The advent of second-generation sequencing technologies has made it possible to obtain sequence information across the entire bacterial genome at relatively modest cost and effort, and MLST can now be assigned from whole-genome sequence information, rather than sequencing each locus separately as was the practice when MLST was first developed. Whole-genome sequencing provides richer information for differentiating bacterial strains (MLST uses approximately 0.1% of the genomic sequence to assign type while disregarding the rest of the bacterial genome).
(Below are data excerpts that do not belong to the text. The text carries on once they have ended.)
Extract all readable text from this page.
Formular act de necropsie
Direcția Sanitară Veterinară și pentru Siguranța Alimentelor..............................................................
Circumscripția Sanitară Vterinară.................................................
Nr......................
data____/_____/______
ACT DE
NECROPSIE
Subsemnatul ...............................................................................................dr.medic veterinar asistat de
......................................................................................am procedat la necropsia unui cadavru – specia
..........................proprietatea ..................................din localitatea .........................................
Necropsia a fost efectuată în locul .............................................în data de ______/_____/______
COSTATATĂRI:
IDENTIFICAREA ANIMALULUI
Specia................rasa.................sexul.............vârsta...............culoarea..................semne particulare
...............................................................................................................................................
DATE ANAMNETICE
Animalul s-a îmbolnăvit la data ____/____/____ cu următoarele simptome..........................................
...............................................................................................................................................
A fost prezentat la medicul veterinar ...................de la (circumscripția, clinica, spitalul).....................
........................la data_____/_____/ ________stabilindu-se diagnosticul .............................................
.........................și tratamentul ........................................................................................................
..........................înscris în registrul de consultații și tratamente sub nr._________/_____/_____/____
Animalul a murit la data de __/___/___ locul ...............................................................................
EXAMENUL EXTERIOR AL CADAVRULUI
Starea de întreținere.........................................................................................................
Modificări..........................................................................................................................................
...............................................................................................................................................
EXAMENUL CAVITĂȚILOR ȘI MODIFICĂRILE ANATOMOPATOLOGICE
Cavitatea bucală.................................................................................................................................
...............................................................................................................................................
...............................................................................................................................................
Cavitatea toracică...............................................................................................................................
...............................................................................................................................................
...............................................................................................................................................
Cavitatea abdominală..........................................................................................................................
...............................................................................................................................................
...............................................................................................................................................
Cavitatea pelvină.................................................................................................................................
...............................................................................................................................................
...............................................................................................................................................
For example, whole-genome sequencing of numerous isolates has revealed the single MLST lineage ST258 of Klebsiella pneumoniae comprises two distinct genetic clades, providing additional information about the evolution and spread of these multi-drug resistant organisms, and disproving the previous hypothesis of a single clonal origin for ST258.

==Databases==

MLST databases contain the reference allele sequences and sequence types for each organism, and also isolate epidemiological data. The websites contain interrogation and analysis software which allow users to query their allele sequences and sequence types. MLST is widely used as a tool for researchers and public healthcare workers.

The majority of MLST databases are hosted at web server currently located in Oxford University (pubmlst.org).

The database hosted at the site hold the organism specific reference allele sequences and lists of STs for individual organisms.

To assist the gathering and formatting of the utilized sequences a simple and free plug-in for Firefox has been developed (link ).